OK, consider Agathis montana. Would you agree that it would be reasonable to link the species epithet montana de Laub. to the plant genus AgathisSalisbury, and not to the wasp genus Agathis Latreille? Likewise, should the wasp species name montana Shestakov be linked to the wasp genusAgathis Latreille and not plant genus AgathisSalisbury.?

Once we have multinomials aren't we bound to have to deal with this issue, and isn't it still one of nomenclature?

Frank Anderson said...

Rod -- Would a uninominal system, where each species is simply "species epithet + author, date" (e.g., melanogaster Meigen, 1830 for Drosophila melanogaster) help with this?

I guess you'd still have the problem of linking these uninominal species to clades (and there certainly can be multiple clades with the same name), but it would at least get you out of the requirement to make sure the species epithet is tied to the correct genus.

I see no reason other than tradition and inertia not to go to a uninominal system of some sort (too bad the Phylocoders caved on species, but I guess they'd ticked off enough people as it was...), but I wonder if such a move would hurt or help databasing, etc., efforts.

Rod Page said...

I guess the question is uniqueness.

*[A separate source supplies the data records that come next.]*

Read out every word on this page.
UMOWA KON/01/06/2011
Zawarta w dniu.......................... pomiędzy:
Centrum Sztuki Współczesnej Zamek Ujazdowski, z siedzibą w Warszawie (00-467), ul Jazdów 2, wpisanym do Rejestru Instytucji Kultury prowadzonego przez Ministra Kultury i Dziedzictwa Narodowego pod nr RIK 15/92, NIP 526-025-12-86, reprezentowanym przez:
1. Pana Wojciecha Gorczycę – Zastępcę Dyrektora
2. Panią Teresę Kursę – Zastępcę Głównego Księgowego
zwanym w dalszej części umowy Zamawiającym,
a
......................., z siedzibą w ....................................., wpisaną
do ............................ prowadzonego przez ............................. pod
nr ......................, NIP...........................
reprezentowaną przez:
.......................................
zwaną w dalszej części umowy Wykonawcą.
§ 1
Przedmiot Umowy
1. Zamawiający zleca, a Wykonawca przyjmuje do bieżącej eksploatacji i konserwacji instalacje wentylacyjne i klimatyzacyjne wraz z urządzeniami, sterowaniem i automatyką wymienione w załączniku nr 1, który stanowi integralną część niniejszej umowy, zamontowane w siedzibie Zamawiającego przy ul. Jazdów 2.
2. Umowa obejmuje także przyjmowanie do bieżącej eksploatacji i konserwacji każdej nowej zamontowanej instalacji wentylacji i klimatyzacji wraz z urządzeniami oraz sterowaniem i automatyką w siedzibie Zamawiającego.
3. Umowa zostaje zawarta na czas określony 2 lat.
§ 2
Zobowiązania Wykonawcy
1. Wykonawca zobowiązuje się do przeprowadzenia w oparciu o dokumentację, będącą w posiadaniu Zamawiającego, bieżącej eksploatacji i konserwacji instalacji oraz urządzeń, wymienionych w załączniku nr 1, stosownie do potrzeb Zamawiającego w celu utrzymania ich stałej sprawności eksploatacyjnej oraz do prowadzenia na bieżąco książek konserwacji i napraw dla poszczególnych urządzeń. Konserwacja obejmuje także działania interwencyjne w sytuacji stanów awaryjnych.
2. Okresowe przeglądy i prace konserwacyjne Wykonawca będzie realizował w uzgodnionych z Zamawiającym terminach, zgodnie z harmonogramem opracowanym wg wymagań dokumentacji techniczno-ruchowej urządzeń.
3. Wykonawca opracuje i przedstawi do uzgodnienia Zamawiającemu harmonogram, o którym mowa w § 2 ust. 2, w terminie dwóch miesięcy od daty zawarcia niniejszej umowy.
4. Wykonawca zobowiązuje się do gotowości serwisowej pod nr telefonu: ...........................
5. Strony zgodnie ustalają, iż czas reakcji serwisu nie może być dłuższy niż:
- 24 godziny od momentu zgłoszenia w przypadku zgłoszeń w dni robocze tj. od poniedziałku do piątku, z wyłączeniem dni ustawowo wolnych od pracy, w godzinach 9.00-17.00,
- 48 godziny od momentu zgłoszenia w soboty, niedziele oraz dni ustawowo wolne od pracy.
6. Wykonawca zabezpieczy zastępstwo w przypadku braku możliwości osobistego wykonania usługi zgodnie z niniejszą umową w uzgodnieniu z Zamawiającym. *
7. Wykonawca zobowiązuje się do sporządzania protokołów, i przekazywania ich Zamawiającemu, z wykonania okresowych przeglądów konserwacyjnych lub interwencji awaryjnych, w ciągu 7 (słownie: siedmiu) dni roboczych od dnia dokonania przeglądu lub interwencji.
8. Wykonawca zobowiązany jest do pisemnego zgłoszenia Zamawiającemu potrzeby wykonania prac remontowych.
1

There aren't many species names (binomials) shared between plants and animals (such as Agathis montana), but many species epithets will be. The question will be how many of these will be unique if you add the author's name and date. I suspect there may be quite a few collisions if the same author has been working on a number of groups (for example, Linnaeus probably reused the same epithet many times in the same work). A search of the uBio database would help answer this.

I don't see any advantage in doing this retrospectively, given the huge disconnect with past literature and databases. Going forward it might be attractive. What would be even more attractive is if we started using GUIDs of some sort, so that it was clear what we were talking about. In the same way, DOIs have made linking to literature much clearer (think of all the different ways it's possible to write a bibliographic citation, as opposed to simply citing a DOI).

Roger Hyam said...

Uninomial system would have been better but it is a bit late now.